Ressuscitar o tato é sentir-se próximo,
acolhedor, terno... Mas, antes é preciso deixar cair as barreiras; nosso
mundo está cheio de alambrados, valas, muros e fronteiras; assim nos
defendemos daqueles que são de outra raça, cor, religião, classe
social... Comecemos apagando nossos preconceitos antes de tentar tocar.

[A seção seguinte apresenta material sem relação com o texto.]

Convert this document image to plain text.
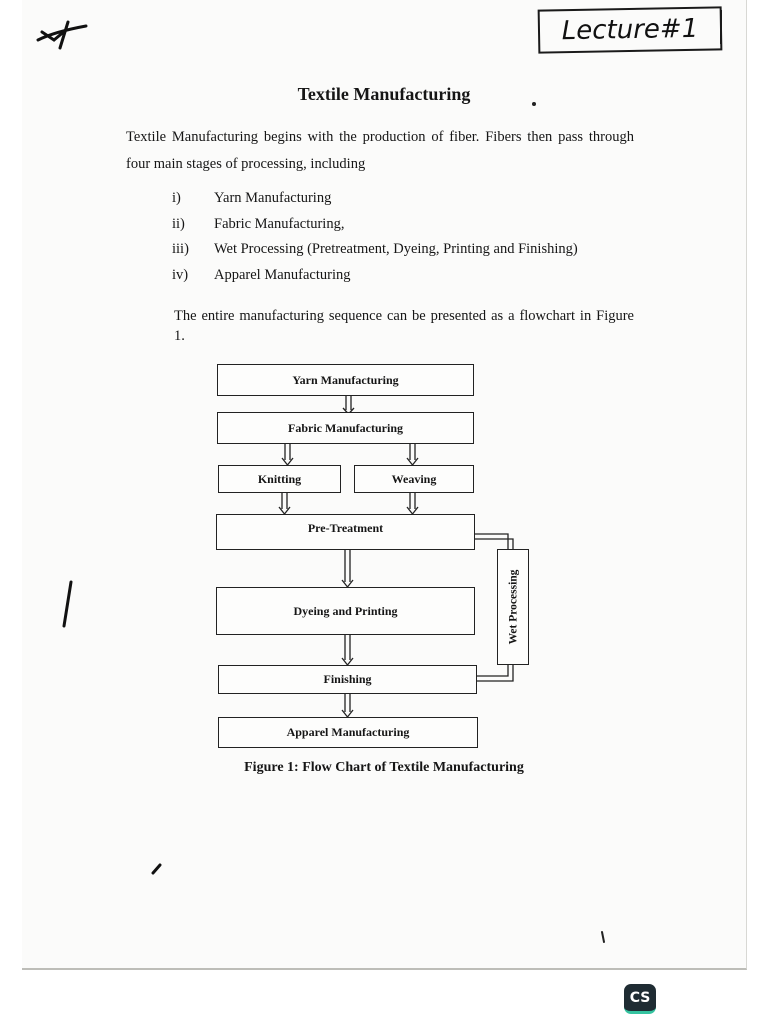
Lecture#1
Textile Manufacturing
Textile Manufacturing begins with the production of fiber. Fibers then pass through four main stages of processing, including
i) Yarn Manufacturing
ii) Fabric Manufacturing,
iii) Wet Processing (Pretreatment, Dyeing, Printing and Finishing)
iv) Apparel Manufacturing
The entire manufacturing sequence can be presented as a flowchart in Figure 1.
Yarn Manufacturing
Fabric Manufacturing
Knitting	Weaving
Pre-Treatment
Dyeing and Printing
Finishing
Apparel Manufacturing
Wet Processing
Figure 1: Flow Chart of Textile Manufacturing
CS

Ninguém toca ninguém “de longe”.
Estaremos “tocando o Ressuscitado” quando nos aproximamos d’Ele com uma
visita, um telefonema, uma mensagem, uma saudação na rua, um favor, um
serviço prestado com amor. Há templos famosos pela liturgia da oração
tátil: orfanatos, hospitais, cárceres, periferias, sanatórios, asilos,
favelas... Não deixemos de frequentá-los, pois é ali que “tocamos a
carne de Cristo”.
Que Tomé e todos nós toquemos o lado
aberto de Jesus e suas mãos feridas, de maneira que o contato com o
sofrimento do mundo nos transforme e nos faça capazes de expandir a vida
de Deus.
Texto bíblico: Jo 20,19-31
Na oração: contemplar o Ressuscitado
significa também “ressuscitar nossos sentidos”, torná-los mais oblativos
e abertos para se deixarem impactar pela realidade crucificada.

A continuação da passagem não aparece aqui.